=?UTF-8?Q?Juan_Jos=C3=A9_Santamar=C3=ADa_Flecha?= <[email protected]>
writes:
> On Sun, Mar 29, 2020 at 3:29 AM Tom Lane <[email protected]> wrote:
>> The reason for the hack, per the comments, is that VS2015
>> omits a codepage field from the result of _create_locale();
>> and some optimism is expressed therein that Microsoft might
>> undo that oversight in future. Has this been fixed in more
>> recent VS versions? If not, can we find another, more robust
>> way to do it?
> While working on another issue I have seen this issue reproduce in VS2019.
> So no, it has not been fixed.
Oh well, I figured that was too optimistic :-(
> Please find attached a patch that provides a better detection of the "uft8"
> cases.
In general, I think the problem is that we might be dealing with a
Unix-style locale string, in which the encoding name might be quite
a few other things besides "utf8". But actually your patch works
for that too, since what's going to happen next is we'll search the
encoding_match_list[] for a match.
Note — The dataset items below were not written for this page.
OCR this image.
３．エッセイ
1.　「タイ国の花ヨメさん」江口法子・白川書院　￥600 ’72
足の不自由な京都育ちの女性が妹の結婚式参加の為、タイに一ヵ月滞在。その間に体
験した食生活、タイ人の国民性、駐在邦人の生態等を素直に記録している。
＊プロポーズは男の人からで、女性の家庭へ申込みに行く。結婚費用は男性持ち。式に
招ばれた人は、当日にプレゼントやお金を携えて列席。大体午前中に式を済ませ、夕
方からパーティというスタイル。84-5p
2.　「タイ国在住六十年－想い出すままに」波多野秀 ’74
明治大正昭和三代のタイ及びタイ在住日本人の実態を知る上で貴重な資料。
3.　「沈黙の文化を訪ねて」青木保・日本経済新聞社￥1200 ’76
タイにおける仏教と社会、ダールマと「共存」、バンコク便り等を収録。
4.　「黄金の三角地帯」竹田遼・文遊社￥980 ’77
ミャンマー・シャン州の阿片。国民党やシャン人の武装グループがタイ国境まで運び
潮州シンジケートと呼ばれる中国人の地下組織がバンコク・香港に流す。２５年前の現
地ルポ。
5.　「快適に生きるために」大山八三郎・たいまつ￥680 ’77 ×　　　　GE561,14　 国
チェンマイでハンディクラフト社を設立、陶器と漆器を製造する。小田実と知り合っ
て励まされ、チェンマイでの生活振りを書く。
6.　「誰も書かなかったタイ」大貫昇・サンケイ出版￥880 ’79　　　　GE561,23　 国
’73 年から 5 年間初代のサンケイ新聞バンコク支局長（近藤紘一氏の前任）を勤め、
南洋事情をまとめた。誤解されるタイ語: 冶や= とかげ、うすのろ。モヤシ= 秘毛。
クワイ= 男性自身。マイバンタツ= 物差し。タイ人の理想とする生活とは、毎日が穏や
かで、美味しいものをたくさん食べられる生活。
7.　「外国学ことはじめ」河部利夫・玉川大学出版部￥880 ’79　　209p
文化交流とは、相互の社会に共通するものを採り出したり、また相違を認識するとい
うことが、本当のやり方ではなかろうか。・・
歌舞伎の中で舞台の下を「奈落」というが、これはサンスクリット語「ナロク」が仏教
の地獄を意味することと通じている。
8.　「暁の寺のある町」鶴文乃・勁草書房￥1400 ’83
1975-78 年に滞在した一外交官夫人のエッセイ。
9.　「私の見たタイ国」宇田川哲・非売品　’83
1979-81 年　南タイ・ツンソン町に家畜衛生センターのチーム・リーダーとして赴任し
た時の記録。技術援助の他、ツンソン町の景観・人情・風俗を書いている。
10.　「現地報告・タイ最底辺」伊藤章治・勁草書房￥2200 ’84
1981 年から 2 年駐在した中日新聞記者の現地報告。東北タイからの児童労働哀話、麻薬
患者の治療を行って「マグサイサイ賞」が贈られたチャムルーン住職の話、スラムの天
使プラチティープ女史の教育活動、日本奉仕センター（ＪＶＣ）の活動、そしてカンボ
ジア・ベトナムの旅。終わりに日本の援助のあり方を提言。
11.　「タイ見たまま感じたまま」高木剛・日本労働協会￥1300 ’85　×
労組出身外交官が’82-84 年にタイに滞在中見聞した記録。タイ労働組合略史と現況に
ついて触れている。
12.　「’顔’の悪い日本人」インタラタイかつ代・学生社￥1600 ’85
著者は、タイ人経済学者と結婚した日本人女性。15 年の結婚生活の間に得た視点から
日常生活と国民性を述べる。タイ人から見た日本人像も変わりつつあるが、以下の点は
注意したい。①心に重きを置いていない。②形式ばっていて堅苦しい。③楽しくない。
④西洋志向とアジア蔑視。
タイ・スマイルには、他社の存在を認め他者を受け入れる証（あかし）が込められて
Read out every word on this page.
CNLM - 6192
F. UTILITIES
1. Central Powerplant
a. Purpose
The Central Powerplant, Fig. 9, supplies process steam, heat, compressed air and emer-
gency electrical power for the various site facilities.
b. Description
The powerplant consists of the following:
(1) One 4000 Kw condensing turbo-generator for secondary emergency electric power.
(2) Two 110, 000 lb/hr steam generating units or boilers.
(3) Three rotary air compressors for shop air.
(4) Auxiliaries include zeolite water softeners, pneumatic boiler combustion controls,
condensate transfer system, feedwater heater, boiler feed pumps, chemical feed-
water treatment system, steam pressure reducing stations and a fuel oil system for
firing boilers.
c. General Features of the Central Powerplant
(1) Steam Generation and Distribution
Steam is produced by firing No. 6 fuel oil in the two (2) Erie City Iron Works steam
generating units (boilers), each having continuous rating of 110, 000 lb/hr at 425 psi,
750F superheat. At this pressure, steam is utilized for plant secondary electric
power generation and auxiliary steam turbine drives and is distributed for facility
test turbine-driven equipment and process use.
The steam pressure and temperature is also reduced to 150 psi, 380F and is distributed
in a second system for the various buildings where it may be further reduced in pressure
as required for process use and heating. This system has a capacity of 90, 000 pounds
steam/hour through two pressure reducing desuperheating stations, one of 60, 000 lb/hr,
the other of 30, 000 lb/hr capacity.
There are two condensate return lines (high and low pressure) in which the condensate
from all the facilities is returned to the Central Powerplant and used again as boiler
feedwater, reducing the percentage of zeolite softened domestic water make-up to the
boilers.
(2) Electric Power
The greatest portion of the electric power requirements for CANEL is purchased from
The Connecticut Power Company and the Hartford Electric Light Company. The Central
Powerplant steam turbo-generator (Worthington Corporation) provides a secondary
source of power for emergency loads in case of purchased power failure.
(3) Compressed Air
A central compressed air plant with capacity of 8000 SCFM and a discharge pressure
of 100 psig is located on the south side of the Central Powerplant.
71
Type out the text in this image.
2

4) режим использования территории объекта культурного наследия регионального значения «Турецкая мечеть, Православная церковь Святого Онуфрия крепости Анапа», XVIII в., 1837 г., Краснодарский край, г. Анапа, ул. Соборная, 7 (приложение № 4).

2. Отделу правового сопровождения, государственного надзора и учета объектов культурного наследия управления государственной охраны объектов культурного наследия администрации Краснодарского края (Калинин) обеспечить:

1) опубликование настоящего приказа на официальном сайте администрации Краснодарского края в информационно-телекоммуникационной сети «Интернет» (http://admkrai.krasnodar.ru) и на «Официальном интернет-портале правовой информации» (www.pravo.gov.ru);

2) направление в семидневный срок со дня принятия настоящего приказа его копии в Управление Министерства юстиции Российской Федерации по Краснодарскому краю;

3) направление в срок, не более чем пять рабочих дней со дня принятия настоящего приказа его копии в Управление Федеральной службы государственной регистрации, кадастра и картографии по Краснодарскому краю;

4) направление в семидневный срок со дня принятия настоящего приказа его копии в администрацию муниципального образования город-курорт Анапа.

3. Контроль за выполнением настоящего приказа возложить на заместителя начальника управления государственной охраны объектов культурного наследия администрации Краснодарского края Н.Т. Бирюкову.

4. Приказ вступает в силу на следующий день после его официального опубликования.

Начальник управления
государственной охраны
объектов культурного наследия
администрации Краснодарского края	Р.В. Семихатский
I do suggest being a bit more
paranoid about what's a codepage number though, as attached.
(Untested, since I lack a Windows environment, but it's pretty
straightforward code.)
regards, tom lane
diff --git a/src/port/chklocale.c b/src/port/chklocale.c
index c9c680f..9e3c6db 100644
--- a/src/port/chklocale.c
+++ b/src/port/chklocale.c
@@ -239,25 +239,44 @@ win32_langinfo(const char *ctype)
{
r = malloc(16); /* excess */
if (r != NULL)
- sprintf(r, "CP%u", cp);
+ {
+ /*
+ * If the return value is CP_ACP that means no ANSI code page is
+ * available, so only Unicode can be used for the locale.
+ */
+ if (cp == CP_ACP)
+ strcpy(r, "utf8");
+ else
+ sprintf(r, "CP%u", cp);
+ }
}
else
#endif
{
/*
- * Locale format on Win32 is <Language>_<Country>.<CodePage> . For
- * example, English_United States.1252.
+ * Locale format on Win32 is <Language>_<Country>.<CodePage>. For
+ * example, English_United States.1252. If we see digits after the
+ * last dot, assume it's a codepage number. Otherwise, we might be
+ * dealing with a Unix-style locale string; Windows' setlocale() will
+ * take those even though GetLocaleInfoEx() won't, so we end up here.
+ * In that case, just return what's after the last dot and hope we can
+ * find it in our table.
*/
codepage = strrchr(ctype, '.');
if (codepage != NULL)
{
- int ln;
+ size_t ln;
codepage++;
ln = strlen(codepage);
r = malloc(ln + 3);
if (r != NULL)
- sprintf(r, "CP%s", codepage);
+ {
+ if (strspn(codepage, "0123456789") == ln)
+ sprintf(r, "CP%s", codepage);
+ else
+ strcpy(r, codepage);
+ }
}
}